SF stood for Sigmund Freud, or serious folly,
for science fiction in San Francisco, or fear
in the south of France. The system failed.
The siblings fought. So far, such fury,
as if a funereal sequence of sharps and flats
set free a flamboyant signature, sinful, fanatic,
the fire sermon of a secular fundamentalist,
a singular fellow's Symphonie Fantastique.

Students forget the state's favorite son's face.
Sorry, friends, for the screws of fate.
Stage fright seduces the faithful for the subway fare
as slobs fake sobs, suckers flee, salesmen fade.
Sad the fops. Sudden the flip side of fame.
So find the segue. Finish the speculative frame.

"SF" by David Lehman from When a Woman Loves a Man © Scribner, 2005. Reprinted with permission. (buy now)

On this day in 1954, the United States Supreme Court announced its decision in the case of Brown v. Board of Education of Topeka. The high Court ruled that racial segregation in the public schools violated the Fourteenth Amendment to the Constitution. The ruling reversed the Court's decision in the 1896 case Plessy v. Ferguson, which established the principal of "separate but equal" public facilities for blacks and whites. The Brown decision said that separate educational facilities for blacks were by their very nature unequal.

It's the birthday of young adult novelist Gary Paulsen, (books by this author) born in Minneapolis, Minnesota (1939). His father was a member of General Patton's staff during World War Two, and his mother worked in a munitions factory, so he was raised mostly by relatives. When he did have a chance to live with his parents, they were constantly on the move because of the demands of military life. He changed schools often, made few friends, and his grades began to slip. It was a trip to a public library, and the help of a friendly librarian, that turned him around. He went on to become a best-selling young adult novelist, and the winner of Newbery Honor Medals for Dogsong (1985), Hatchet (1987), and The Winter Room (1989). He says: "I tell kids to read like a wolf. Read when they tell you not to read; read what they tell you not to read. That gets me in trouble sometimes. A lot of people are upset by the Goosebumps series and all that stuff, but anything that gets kids to read is fine."

It's the birthday of two of the greatest operatic sopranos of the twentieth century: Zinka Milanov, born in Zagreb, Yugoslavia (1906) and Birgit Nilsson, born in West Karup, Sweden (1918). Milanov was known for her roles in Verdi operas, particularly Aida, which she sang with the Metropolitan Opera seventy-five times. Nilsson was known primarily as a Wagnerian soprano, but she was also brilliant in Verdi operas. In 1962, she and Milanov sang Tosca at the Met on back-to-back evenings, both paired with tenor Franco Corelli. After Nilsson's first performance as Aida at the Met, Zinka Milanov climbed into Nilsson's waiting limousine and said: "If Madame Nilsson takes my roles, I must take her Rolls!"

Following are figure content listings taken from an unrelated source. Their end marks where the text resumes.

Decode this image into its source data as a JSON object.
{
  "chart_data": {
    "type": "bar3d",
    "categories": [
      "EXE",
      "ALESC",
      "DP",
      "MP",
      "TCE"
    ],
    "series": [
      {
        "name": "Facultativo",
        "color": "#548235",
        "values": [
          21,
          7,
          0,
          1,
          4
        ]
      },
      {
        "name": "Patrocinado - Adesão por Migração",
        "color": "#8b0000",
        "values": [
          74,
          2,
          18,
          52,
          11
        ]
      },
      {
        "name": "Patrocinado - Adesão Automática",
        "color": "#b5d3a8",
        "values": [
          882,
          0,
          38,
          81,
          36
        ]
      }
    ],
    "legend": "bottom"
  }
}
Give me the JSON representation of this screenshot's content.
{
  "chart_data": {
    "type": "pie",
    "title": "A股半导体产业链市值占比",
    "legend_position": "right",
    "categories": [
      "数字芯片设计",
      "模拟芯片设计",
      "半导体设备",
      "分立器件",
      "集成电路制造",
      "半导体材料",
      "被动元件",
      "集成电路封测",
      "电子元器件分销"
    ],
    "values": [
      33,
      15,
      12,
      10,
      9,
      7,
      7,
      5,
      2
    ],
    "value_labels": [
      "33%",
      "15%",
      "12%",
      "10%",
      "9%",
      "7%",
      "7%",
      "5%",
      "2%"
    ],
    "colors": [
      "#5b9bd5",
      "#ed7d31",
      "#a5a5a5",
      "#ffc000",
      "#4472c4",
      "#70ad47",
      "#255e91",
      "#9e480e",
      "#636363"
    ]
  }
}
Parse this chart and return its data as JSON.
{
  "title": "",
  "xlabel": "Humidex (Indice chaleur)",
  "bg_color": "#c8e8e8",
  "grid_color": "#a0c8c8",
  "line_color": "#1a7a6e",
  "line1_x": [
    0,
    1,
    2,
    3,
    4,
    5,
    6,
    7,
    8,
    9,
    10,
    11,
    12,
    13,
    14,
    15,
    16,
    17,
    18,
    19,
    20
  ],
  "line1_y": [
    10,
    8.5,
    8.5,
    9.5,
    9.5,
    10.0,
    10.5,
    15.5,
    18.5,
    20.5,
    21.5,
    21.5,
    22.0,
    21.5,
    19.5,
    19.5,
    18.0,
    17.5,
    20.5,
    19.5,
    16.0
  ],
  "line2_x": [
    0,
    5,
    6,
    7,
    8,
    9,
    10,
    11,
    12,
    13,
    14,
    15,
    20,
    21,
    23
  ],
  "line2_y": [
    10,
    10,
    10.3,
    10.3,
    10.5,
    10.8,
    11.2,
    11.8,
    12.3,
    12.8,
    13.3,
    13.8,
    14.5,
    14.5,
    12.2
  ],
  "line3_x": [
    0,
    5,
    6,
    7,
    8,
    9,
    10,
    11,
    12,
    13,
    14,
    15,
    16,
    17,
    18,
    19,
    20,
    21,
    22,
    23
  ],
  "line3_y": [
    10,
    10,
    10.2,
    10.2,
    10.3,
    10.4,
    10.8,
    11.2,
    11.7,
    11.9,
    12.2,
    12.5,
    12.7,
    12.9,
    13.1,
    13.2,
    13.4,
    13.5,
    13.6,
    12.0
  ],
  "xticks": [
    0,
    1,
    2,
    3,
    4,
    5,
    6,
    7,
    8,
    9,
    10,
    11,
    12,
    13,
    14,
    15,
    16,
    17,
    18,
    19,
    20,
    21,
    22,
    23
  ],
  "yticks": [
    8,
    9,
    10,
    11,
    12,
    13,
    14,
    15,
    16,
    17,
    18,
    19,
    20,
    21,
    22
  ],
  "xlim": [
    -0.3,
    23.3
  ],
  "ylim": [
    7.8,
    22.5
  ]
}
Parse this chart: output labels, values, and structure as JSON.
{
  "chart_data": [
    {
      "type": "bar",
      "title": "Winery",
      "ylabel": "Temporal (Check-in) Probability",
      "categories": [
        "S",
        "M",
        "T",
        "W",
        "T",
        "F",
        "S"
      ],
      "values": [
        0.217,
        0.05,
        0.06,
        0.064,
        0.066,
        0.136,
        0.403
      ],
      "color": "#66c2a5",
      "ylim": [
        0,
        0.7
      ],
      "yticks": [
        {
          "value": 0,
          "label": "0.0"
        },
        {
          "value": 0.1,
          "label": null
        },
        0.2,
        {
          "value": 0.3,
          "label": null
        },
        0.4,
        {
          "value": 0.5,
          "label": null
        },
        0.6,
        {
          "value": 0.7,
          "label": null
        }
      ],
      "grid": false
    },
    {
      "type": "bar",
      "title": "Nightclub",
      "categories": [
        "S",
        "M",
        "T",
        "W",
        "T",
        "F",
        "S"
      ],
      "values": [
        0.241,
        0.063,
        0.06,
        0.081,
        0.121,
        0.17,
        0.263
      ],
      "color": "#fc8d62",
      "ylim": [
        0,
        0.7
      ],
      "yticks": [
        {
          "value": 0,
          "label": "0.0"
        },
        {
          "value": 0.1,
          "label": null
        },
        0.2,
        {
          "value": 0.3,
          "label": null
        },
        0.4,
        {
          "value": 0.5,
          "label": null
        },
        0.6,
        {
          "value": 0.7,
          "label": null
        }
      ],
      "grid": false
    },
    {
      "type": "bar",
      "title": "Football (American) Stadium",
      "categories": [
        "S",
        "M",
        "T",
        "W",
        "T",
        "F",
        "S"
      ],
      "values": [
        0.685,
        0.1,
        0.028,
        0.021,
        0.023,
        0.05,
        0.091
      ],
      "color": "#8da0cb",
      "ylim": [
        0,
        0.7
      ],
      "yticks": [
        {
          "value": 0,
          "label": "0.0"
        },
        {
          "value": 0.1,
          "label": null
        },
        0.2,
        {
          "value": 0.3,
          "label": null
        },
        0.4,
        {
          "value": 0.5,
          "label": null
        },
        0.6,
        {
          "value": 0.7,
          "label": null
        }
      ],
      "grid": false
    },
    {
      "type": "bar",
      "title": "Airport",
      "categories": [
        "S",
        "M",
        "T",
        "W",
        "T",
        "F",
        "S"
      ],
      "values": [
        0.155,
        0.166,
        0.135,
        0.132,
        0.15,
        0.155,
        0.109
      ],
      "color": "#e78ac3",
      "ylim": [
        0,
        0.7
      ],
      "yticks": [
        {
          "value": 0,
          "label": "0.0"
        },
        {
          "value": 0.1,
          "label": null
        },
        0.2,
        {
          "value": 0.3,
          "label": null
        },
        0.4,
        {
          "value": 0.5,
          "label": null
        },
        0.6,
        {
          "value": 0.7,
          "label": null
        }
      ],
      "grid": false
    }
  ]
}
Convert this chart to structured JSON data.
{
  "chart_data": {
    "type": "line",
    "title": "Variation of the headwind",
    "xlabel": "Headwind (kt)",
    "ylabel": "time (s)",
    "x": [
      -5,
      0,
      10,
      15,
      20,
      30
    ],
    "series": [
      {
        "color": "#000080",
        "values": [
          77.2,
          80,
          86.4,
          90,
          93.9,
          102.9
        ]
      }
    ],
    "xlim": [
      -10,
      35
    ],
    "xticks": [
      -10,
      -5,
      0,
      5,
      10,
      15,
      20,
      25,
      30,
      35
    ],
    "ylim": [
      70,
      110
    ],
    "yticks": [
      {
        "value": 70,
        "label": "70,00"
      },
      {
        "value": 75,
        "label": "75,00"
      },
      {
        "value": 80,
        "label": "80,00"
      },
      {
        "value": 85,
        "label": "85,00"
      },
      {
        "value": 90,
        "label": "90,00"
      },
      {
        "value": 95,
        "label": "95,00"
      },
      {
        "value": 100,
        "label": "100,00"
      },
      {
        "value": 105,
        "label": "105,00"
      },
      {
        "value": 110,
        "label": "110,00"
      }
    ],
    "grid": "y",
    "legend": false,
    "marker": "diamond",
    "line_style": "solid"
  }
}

It's the birthday of French composer Erik Satie, born in Honfleur, Calvados, France (1866). The tone for his eccentric career as a musician was set when he dropped out of the Paris Conservatoire to become a café pianist. As a composer, he became known for small piano pieces with titles like Trois morceaux en forme de poire ("Three Pieces in the Shape of a Pear") and Croquis et agaceries d'un gros bonhomme en bois ("Sketches and Exasperations of a Big Wooden Fellow").

It's the birthday of English surgeon Edward Jenner, born in Berkeley, Gloucestershire, England (1749). He's remembered today as the discoverer of the vaccination for smallpox.